Enquanto os bancos afirmam que os contratos de alienação fiduciária em geral estariam fora da recuperação, as empresas alegam que a alienação para a recuperação só existiria para os bens móveis e imóveis, ou seja, a cessão fiduciária não estaria incluída no rol previsto na Lei de Falências. O argumento é defendido pelo advogado Gilberto Giansante, do escritório Yunes, Giansante & Pereira Lima Advogados Associados, em processos de empresas em recuperação. Segundo ele, a alienação fiduciária do título de crédito ou recebíveis não foi expressamente mencionada na Lei de Falências.
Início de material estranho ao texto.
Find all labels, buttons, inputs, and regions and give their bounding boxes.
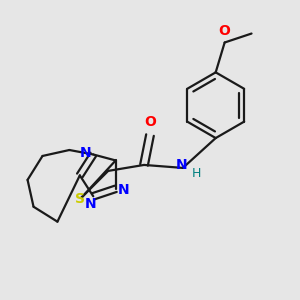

De acordo com o advogado, o que deve ser analisado é a verdadeira natureza do contrato celebrado com o banco e não o nome que o banco dá ao mesmo. Em uma decisão favorável a uma empresa em recuperação, o TJ do Espírito Santo julgou que "os títulos de crédito deveriam estar previstos de forma expressa na lei, como excluída dos efeitos da recuperação judicial, o que não seria o caso".
"Esses contratos, quando não entram na recuperação, inviabilizam a empresa", afirma o advogado Júlio Mandel, do escritório Mandel Advocacia. Segundo ele, a empresa que já está em dificuldade fica em uma situação ainda pior. A advogada Laura Mendes Bumachar, do escritório Barbosa, Müssnich & Aragão, afirma que hoje a maior parte dos bancos usam esse tipo de cessão para evitar a lei de recuperação. No caso da alienação para bens móveis e imóveis, a questão já é definida a favor dos bancos, como afirma. O que está em aberto e só será definido pelo Superior Tribunal de Justiça (STJ) é a questão da cessão fiduciária de créditos.